È lì che non mi accorgo dell’amica, finché distrattamente le chiedo: “vuoi fare qualche domanda”? “Nessuna domanda, ho scoperto ora quello che è successo a lei, avevo intuito ci fosse qualcosa che non andava… ma ora lo so, sono un po’ scioccata ma ora so di poterla comprendere meglio”, dice.
Ah l’amicizia, ah il caso, ah gli incontri che neanche se li preparassi a tavolino sarebbero così perfetti.
Amica giovane coi capelli a caschetto, ignoro il tuo nome ma ti porterò con me, in te ho rivisto me e mi hai permesso un passo in più verso la me che sono stata. Grazie. A te, auguro una vita piena e di avere sempre con te il dono dell’amicizia, che sa ascoltare senza prendersi paura.”
Quest’anno mi sono trovata a confrontarmi con ragazzi molto giovani, delle seconde classi delle superiori. Confesso che all’inizio ho avuto paura: come modulare il mio linguaggio, come edulcorare eventi che potevano essere troppo forti per dei giovanissimi come loro?

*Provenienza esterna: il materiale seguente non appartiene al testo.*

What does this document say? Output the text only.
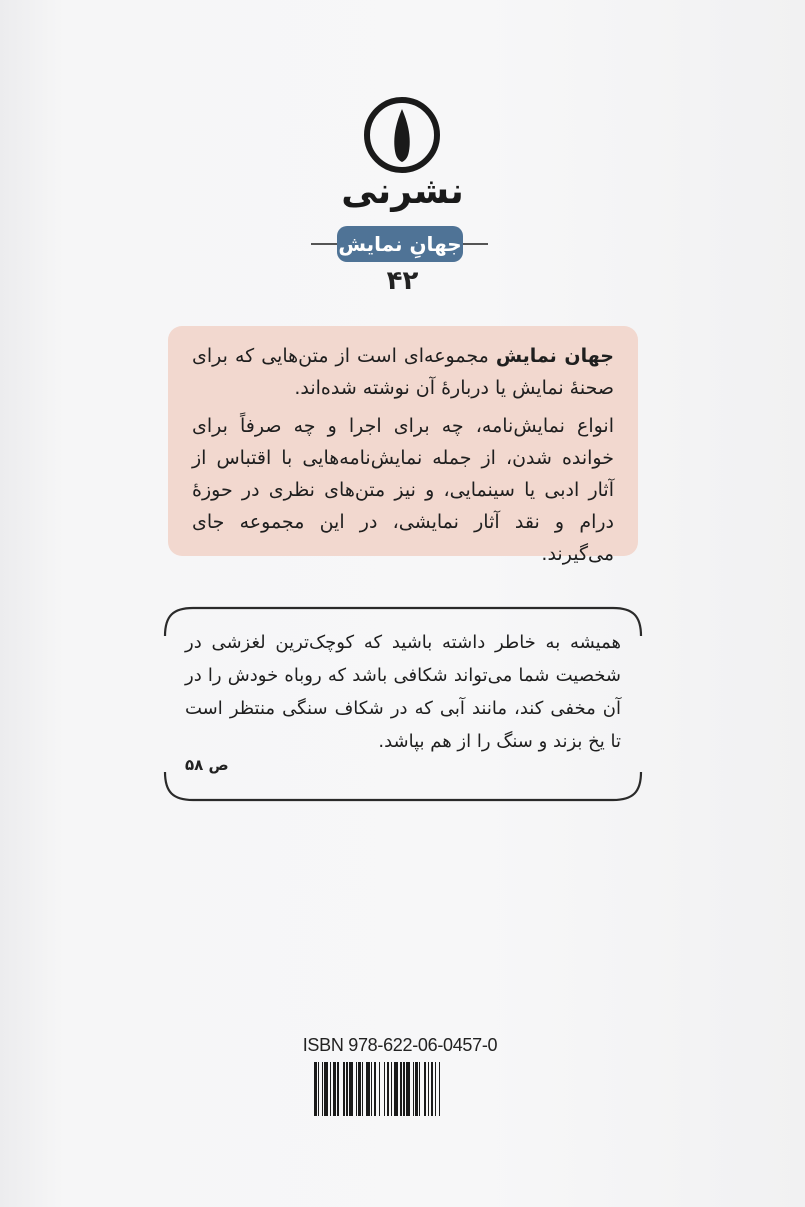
نشرنی
جهانِ نمایش
۴۲

جهان نمایش مجموعه‌ای است از متن‌هایی که برای صحنهٔ نمایش یا دربارهٔ آن نوشته شده‌اند.

انواع نمایش‌نامه، چه برای اجرا و چه صرفاً برای خوانده شدن، از جمله نمایش‌نامه‌هایی با اقتباس از آثار ادبی یا سینمایی، و نیز متن‌های نظری در حوزهٔ درام و نقد آثار نمایشی، در این مجموعه جای می‌گیرند.

همیشه به خاطر داشته باشید که کوچک‌ترین لغزشی در شخصیت شما می‌تواند شکافی باشد که روباه خودش را در آن مخفی کند، مانند آبی که در شکاف سنگی منتظر است تا یخ بزند و سنگ را از هم بپاشد.
ص ۵۸
ISBN 978-622-06-0457-0
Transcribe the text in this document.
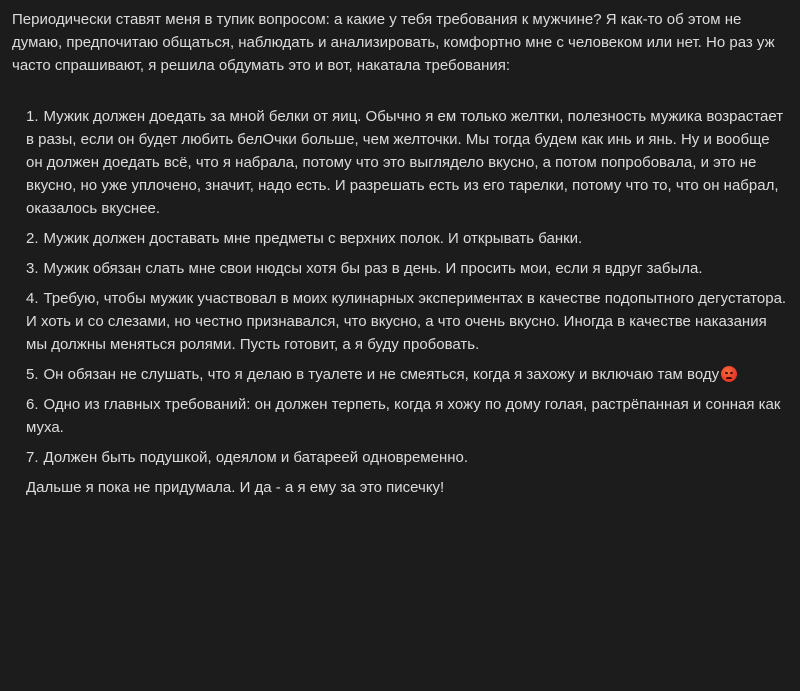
Периодически ставят меня в тупик вопросом: а какие у тебя требования к мужчине? Я как-то об этом не думаю, предпочитаю общаться, наблюдать и анализировать, комфортно мне с человеком или нет. Но раз уж часто спрашивают, я решила обдумать это и вот, накатала требования:

1. Мужик должен доедать за мной белки от яиц. Обычно я ем только желтки, полезность мужика возрастает в разы, если он будет любить белОчки больше, чем желточки. Мы тогда будем как инь и янь. Ну и вообще он должен доедать всё, что я набрала, потому что это выглядело вкусно, а потом попробовала, и это не вкусно, но уже уплочено, значит, надо есть. И разрешать есть из его тарелки, потому что то, что он набрал, оказалось вкуснее.
2. Мужик должен доставать мне предметы с верхних полок. И открывать банки.
3. Мужик обязан слать мне свои нюдсы хотя бы раз в день. И просить мои, если я вдруг забыла.
4. Требую, чтобы мужик участвовал в моих кулинарных экспериментах в качестве подопытного дегустатора. И хоть и со слезами, но честно признавался, что вкусно, а что очень вкусно. Иногда в качестве наказания мы должны меняться ролями. Пусть готовит, а я буду пробовать.
5. Он обязан не слушать, что я делаю в туалете и не смеяться, когда я захожу и включаю там воду
6. Одно из главных требований: он должен терпеть, когда я хожу по дому голая, растрёпанная и сонная как муха.
7. Должен быть подушкой, одеялом и батареей одновременно.

Дальше я пока не придумала. И да - а я ему за это писечку!
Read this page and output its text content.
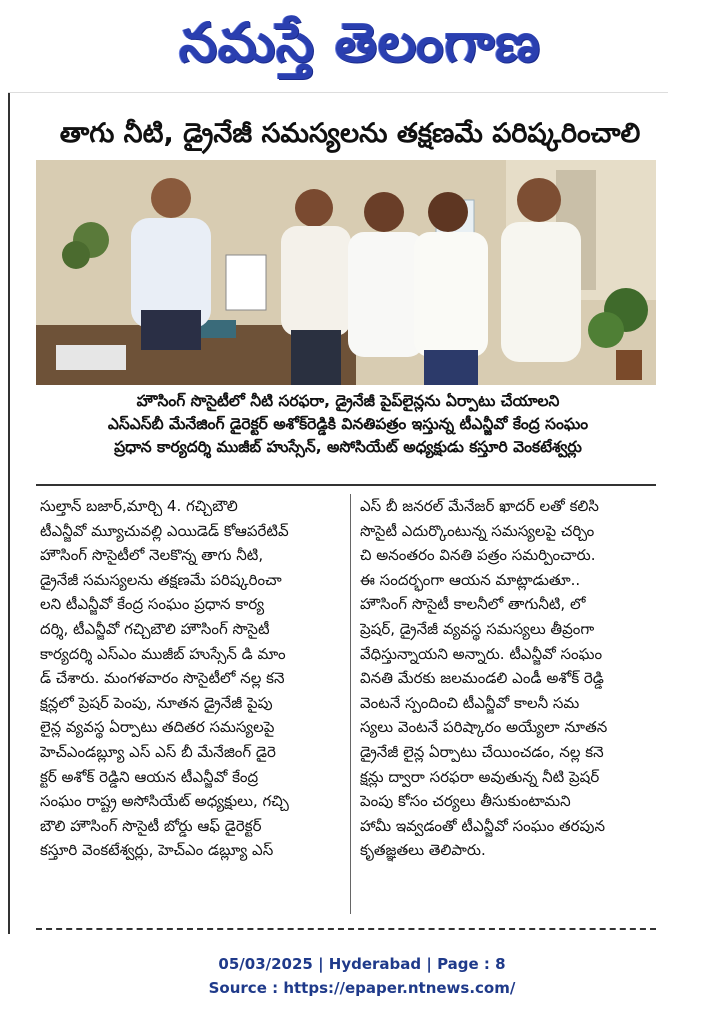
నమస్తే తెలంగాణ
తాగు నీటి, డ్రైనేజీ సమస్యలను తక్షణమే పరిష్కరించాలి
హౌసింగ్ సొసైటీలో నీటి సరఫరా, డ్రైనేజీ పైప్‌లైన్లను ఏర్పాటు చేయాలని
ఎస్‌ఎస్‌బీ మేనేజింగ్ డైరెక్టర్ అశోక్‌రెడ్డికి వినతిపత్రం ఇస్తున్న టీఎన్జీవో కేంద్ర సంఘం
ప్రధాన కార్యదర్శి ముజీబ్ హుస్సేన్, అసోసియేట్ అధ్యక్షుడు కస్తూరి వెంకటేశ్వర్లు
సుల్తాన్ బజార్,మార్చి 4. గచ్చిబౌలి
టీఎన్జీవో మ్యూచువల్లి ఎయిడెడ్ కోఆపరేటివ్
హౌసింగ్ సొసైటీలో నెలకొన్న తాగు నీటి,
డ్రైనేజీ సమస్యలను తక్షణమే పరిష్కరించా
లని టీఎన్జీవో కేంద్ర సంఘం ప్రధాన కార్య
దర్శి, టీఎన్జీవో గచ్చిబౌలి హౌసింగ్ సొసైటీ
కార్యదర్శి ఎస్ఎం ముజీబ్ హుస్సేన్ డి మాం
డ్ చేశారు. మంగళవారం సొసైటీలో నల్ల కనె
క్షన్లలో ప్రెషర్ పెంపు, నూతన డ్రైనేజీ పైపు
లైన్ల వ్యవస్థ ఏర్పాటు తదితర సమస్యలపై
హెచ్ఎండబ్ల్యూ ఎస్ ఎస్ బీ మేనేజింగ్ డైరె
క్టర్ అశోక్ రెడ్డిని ఆయన టీఎన్జీవో కేంద్ర
సంఘం రాష్ట్ర అసోసియేట్ అధ్యక్షులు, గచ్చి
బౌలి హౌసింగ్ సొసైటీ బోర్డు ఆఫ్ డైరెక్టర్
కస్తూరి వెంకటేశ్వర్లు, హెచ్ఎం డబ్ల్యూ ఎస్
ఎస్ బీ జనరల్ మేనేజర్ ఖాదర్ లతో కలిసి
సొసైటీ ఎదుర్కొంటున్న సమస్యలపై చర్చిం
చి అనంతరం వినతి పత్రం సమర్పించారు.
ఈ సందర్భంగా ఆయన మాట్లాడుతూ..
హౌసింగ్ సొసైటీ కాలనీలో తాగునీటి, లో
ప్రెషర్, డ్రైనేజీ వ్యవస్థ సమస్యలు తీవ్రంగా
వేధిస్తున్నాయని అన్నారు. టీఎన్జీవో సంఘం
వినతి మేరకు జలమండలి ఎండీ అశోక్ రెడ్డి
వెంటనే స్పందించి టీఎన్జీవో కాలనీ సమ
స్యలు వెంటనే పరిష్కారం అయ్యేలా నూతన
డ్రైనేజీ లైన్ల ఏర్పాటు చేయించడం, నల్ల కనె
క్షన్లు ద్వారా సరఫరా అవుతున్న నీటి ప్రెషర్
పెంపు కోసం చర్యలు తీసుకుంటామని
హామీ ఇవ్వడంతో టీఎన్జీవో సంఘం తరపున
కృతజ్ఞతలు తెలిపారు.
05/03/2025 | Hyderabad | Page : 8
Source : https://epaper.ntnews.com/
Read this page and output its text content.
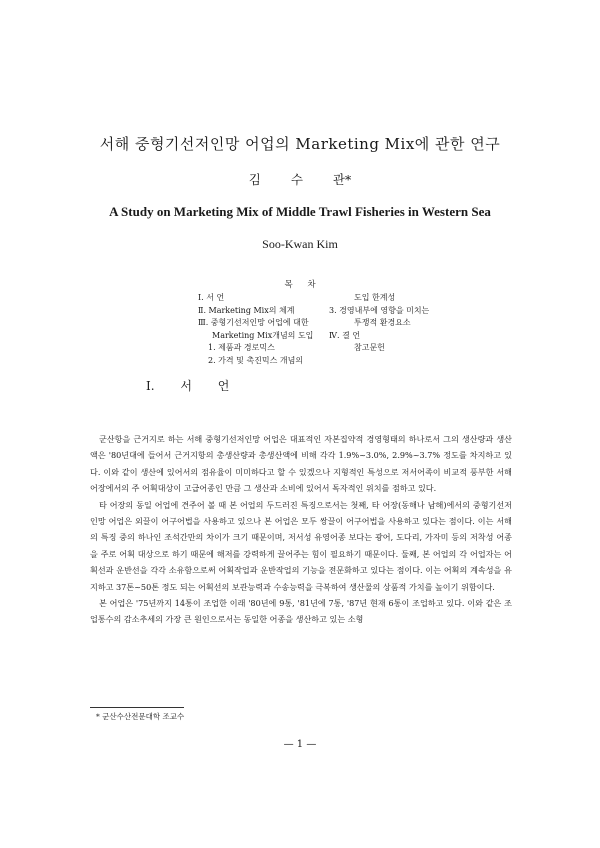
서해 중형기선저인망 어업의 Marketing Mix에 관한 연구
김 수 관*
A Study on Marketing Mix of Middle Trawl Fisheries in Western Sea
Soo-Kwan Kim
목 차
Ⅰ. 서 언
Ⅱ. Marketing Mix의 체계
Ⅲ. 중형기선저인망 어업에 대한
Marketing Mix개념의 도입
1. 제품과 경로믹스
2. 가격 및 촉진믹스 개념의
도입 한계성
3. 경영내부에 영향을 미치는
투쟁적 환경요소
Ⅳ. 결 언
참고문헌
Ⅰ. 서 언

군산항을 근거지로 하는 서해 중형기선저인망 어업은 대표적인 자본집약적 경영형태의 하나로서 그의 생산량과 생산액은 '80년대에 들어서 근거지항의 총생산량과 총생산액에 비해 각각 1.9%~3.0%, 2.9%~3.7% 정도를 차지하고 있다. 이와 같이 생산에 있어서의 점유율이 미미하다고 할 수 있겠으나 지형적인 특성으로 저서어족이 비교적 풍부한 서해어장에서의 주 어획대상이 고급어종인 만큼 그 생산과 소비에 있어서 독자적인 위치를 점하고 있다.

타 어장의 동일 어업에 견주어 볼 때 본 어업의 두드러진 특징으로서는 첫째, 타 어장(동해나 남해)에서의 중형기선저인망 어업은 외끌이 어구어법을 사용하고 있으나 본 어업은 모두 쌍끌이 어구어법을 사용하고 있다는 점이다. 이는 서해의 특징 중의 하나인 조석간만의 차이가 크기 때문이며, 저서성 유영어종 보다는 광어, 도다리, 가자미 등의 저착성 어종을 주로 어획 대상으로 하기 때문에 해저를 강력하게 끌어주는 힘이 필요하기 때문이다. 둘째, 본 어업의 각 어업자는 어획선과 운반선을 각각 소유함으로써 어획작업과 운반작업의 기능을 전문화하고 있다는 점이다. 이는 어획의 계속성을 유지하고 37톤~50톤 정도 되는 어획선의 보관능력과 수송능력을 극복하여 생산물의 상품적 가치를 높이기 위함이다.

본 어업은 '75년까지 14통이 조업한 이래 '80년에 9통, '81년에 7통, '87년 현재 6통이 조업하고 있다. 이와 같은 조업통수의 감소추세의 가장 큰 원인으로서는 동일한 어종을 생산하고 있는 소형

* 군산수산전문대학 조교수
— 1 —
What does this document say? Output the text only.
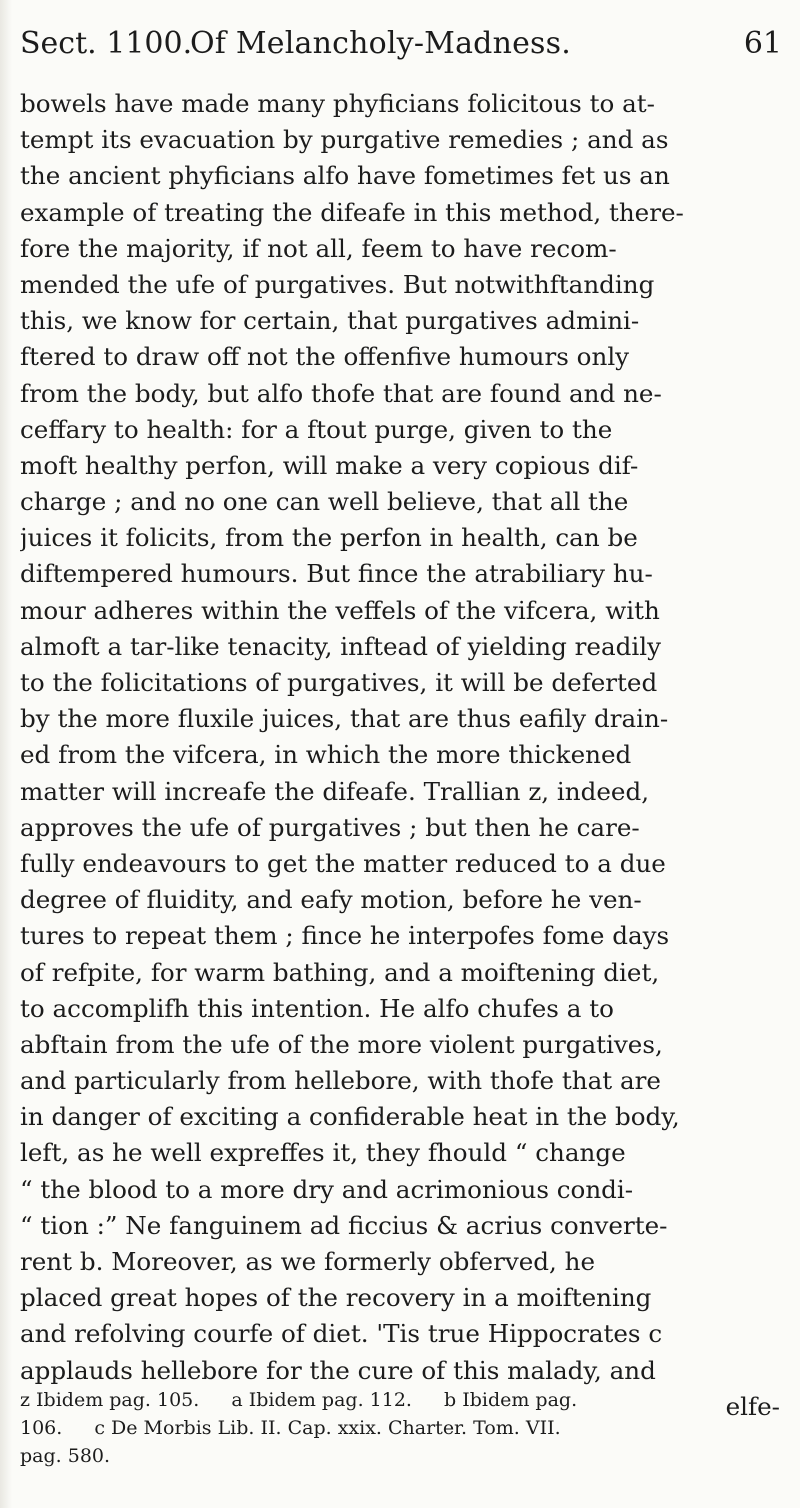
Sect. 1100.
Of Melancholy-Madness.	61
bowels have made many phyficians folicitous to at-
tempt its evacuation by purgative remedies ; and as
the ancient phyficians alfo have fometimes fet us an
example of treating the difeafe in this method, there-
fore the majority, if not all, feem to have recom-
mended the ufe of purgatives. But notwithftanding
this, we know for certain, that purgatives admini-
ftered to draw off not the offenfive humours only
from the body, but alfo thofe that are found and ne-
ceffary to health: for a ftout purge, given to the
moft healthy perfon, will make a very copious dif-
charge ; and no one can well believe, that all the
juices it folicits, from the perfon in health, can be
diftempered humours. But fince the atrabiliary hu-
mour adheres within the veffels of the vifcera, with
almoft a tar-like tenacity, inftead of yielding readily
to the folicitations of purgatives, it will be deferted
by the more fluxile juices, that are thus eafily drain-
ed from the vifcera, in which the more thickened
matter will increafe the difeafe. Trallian z, indeed,
approves the ufe of purgatives ; but then he care-
fully endeavours to get the matter reduced to a due
degree of fluidity, and eafy motion, before he ven-
tures to repeat them ; fince he interpofes fome days
of refpite, for warm bathing, and a moiftening diet,
to accomplifh this intention. He alfo chufes a to
abftain from the ufe of the more violent purgatives,
and particularly from hellebore, with thofe that are
in danger of exciting a confiderable heat in the body,
left, as he well expreffes it, they fhould “ change
“ the blood to a more dry and acrimonious condi-
“ tion :” Ne fanguinem ad ficcius & acrius converte-
rent b. Moreover, as we formerly obferved, he
placed great hopes of the recovery in a moiftening
and refolving courfe of diet. 'Tis true Hippocrates c
applauds hellebore for the cure of this malady, and
elfe-
z Ibidem pag. 105. a Ibidem pag. 112. b Ibidem pag.
106. c De Morbis Lib. II. Cap. xxix. Charter. Tom. VII.
pag. 580.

Si è rivelata una paura superflua, perché in fondo quello che si crea nella biblioteca vivente è semplicemente un incontro tra due umani uniti da curiosità: la curiosità di ascoltare da una parte, quella di incontrare il proprio lettore dall’altra. È accaduto quest’anno che due ragazze abbiano lasciato nel loro commento un riferimento al fatto di essersi ritrovate, riconosciute nella mia storia: questo credo sia prezioso. Il riconoscimento, a qualsiasi livello avvenga, è da un lato sollievo perché ci fa sentire meno soli, dall’altro motore di cambiamento.
Credo che la bellezza di questa esperienza stia proprio qui: nella capacità di lasciarsi sorprendere e trovarsi più simili gli uni agli altri di quanto si potrebbe pensare. E poi c’è, per noi libri, il grande dono della restituzione: questa parola, coraggiosa, che già l’anno scorso mi era stata associata e che è tornata a bussare anche quest’anno, che mi dice qualcosa di me che io non so, ma che custodisco ora come un tesoro prezioso.
E mi capita, nei momenti di disperazione, di perdita di prospettiva, di arrendevolezza, di sentirla risuonare in me con voci che non ricordo ma con sguardi che non ho dimenticato: sei una donna coraggiosa, Camilla, mi dico. E vado avanti.